MAIA Intelligence is a software product company in Business Intelligence (BI) MIS reporting and analysis space. MAIA Intelligence, a young and innovative company is committed to developing powerful yet affordable and scalable BI solutions, has emerged as a growing entity in the market place. MAIA Intelligences flagship offering 1KEY BI caters to strategic, tactical and operational users requirements across the organization with a self-serve BI tool for dynamic MIS, ad-hoc reporting and complex analysis. With its mission to democratize BI, MAIA has made BI available to masses. Commenced in the year 2006, MAIA Intelligence, has always strived to meet the needs of corporate implementations, application service providers and value-added resellers. MAIAs innovation has revolutionized the way BI can be deployed. With installation & database connectivity happening in 2 working days, organizations are ready to deploy BI from the 3rd day with instant dynamic reports. For further information on MAIA Intelligence and its offerings, visit www.maia-intelligence.com.

1KEY Business Intelligence Software, helps companies take informed and better decisions at all levels. 1KEY BI is developed on Microsoft .NET Framework 3.5. It has been specifically designed to cater to high levels of simultaneous access to huge data reporting on various platforms of Windows and databases. 1KEY BI can accommodate thousands of users, connect multiple applications, integrate disparate data sources and deliver visually stunning, multi-formatted and flexible cross functional reports and analytics.

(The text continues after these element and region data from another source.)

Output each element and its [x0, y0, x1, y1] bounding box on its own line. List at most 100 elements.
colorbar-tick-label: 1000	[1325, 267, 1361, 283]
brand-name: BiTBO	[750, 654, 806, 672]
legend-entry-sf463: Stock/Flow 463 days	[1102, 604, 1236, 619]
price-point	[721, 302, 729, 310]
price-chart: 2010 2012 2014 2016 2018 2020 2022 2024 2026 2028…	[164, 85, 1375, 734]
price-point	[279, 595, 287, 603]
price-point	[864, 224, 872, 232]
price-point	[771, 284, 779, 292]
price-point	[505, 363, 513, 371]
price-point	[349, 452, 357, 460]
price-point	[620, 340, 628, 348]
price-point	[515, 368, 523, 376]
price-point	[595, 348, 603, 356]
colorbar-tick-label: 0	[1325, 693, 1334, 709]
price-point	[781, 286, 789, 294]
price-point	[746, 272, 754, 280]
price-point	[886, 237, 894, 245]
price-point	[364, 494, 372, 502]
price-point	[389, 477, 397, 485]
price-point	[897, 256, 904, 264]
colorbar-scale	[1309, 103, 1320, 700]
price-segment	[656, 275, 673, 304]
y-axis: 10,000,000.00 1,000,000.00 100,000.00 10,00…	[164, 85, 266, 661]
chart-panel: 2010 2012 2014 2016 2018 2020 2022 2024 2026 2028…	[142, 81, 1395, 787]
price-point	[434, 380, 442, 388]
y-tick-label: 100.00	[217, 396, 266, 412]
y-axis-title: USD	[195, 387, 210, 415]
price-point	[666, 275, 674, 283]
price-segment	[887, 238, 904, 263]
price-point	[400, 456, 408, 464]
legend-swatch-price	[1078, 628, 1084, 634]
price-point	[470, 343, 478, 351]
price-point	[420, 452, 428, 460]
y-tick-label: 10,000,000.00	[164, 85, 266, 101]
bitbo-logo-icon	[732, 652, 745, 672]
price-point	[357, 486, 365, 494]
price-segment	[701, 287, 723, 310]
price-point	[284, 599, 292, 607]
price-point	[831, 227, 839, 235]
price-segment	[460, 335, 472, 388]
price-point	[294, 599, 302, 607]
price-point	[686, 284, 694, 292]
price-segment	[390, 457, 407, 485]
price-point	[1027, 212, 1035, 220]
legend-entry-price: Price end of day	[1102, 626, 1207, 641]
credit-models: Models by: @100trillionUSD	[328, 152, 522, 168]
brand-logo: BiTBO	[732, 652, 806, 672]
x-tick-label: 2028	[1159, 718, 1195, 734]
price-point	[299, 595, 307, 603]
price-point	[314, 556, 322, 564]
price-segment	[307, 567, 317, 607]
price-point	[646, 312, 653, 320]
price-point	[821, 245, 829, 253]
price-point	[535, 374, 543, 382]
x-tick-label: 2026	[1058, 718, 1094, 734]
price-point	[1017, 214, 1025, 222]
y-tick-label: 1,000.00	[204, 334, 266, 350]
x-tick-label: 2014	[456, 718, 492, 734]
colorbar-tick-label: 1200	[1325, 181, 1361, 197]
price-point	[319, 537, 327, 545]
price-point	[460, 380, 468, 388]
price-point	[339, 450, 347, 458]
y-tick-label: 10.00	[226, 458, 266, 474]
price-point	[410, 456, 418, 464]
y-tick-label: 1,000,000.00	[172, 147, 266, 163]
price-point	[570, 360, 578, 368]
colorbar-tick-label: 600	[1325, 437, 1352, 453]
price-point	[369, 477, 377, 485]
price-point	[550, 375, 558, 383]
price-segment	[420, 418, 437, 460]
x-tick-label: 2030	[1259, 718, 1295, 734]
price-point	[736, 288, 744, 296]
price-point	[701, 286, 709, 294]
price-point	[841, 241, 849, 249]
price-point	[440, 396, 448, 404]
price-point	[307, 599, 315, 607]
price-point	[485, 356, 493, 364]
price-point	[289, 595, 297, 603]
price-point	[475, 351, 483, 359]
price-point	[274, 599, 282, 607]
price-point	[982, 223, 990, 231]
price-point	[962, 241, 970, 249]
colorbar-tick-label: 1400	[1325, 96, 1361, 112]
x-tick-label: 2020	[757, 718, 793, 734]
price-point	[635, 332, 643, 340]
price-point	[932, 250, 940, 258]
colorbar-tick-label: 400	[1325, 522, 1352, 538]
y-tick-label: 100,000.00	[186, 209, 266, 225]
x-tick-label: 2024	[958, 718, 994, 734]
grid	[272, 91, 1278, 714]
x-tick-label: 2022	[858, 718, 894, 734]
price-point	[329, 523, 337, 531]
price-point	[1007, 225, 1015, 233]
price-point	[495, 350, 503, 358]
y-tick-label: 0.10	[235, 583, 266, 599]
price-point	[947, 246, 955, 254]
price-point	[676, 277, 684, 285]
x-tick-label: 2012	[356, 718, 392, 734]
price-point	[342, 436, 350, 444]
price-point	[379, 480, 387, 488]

The solution connects and communicates to all type of applications, irrespective of the database used at the backend. It helps the organizations to analyze and derive more meaningful and accurate information that will facilitate faster and, consequently profitable business decisions. 1KEY BI provides visual reporting and guided analysis for business users. 1KEY BI software product is geared toward business users with needs not met within their existing BI tools. It provides a very intuitive, interactive and highly visual interface that lets users see problems, both summary and details, in a very understandable way. 1KEY BI caters to any industry vertical including Manufacturing, Banking, Financial Services and Insurance (BFSI), Healthcare & Pharmaceutical, Services, Construction & Allied, Public Sector, Information Technology Enabled Services (ITES), Retail, Logistics, and Hospitality. The solution caters to the reporting and analysis demands of business users across the organization in all horizontals like Purchase & Procurement, Manufacturing & Distribution, Sales & Marketing, HR, and Finance & Accounts. 1KEY consists of wide range of components, with a variety of features to suit different business requirements.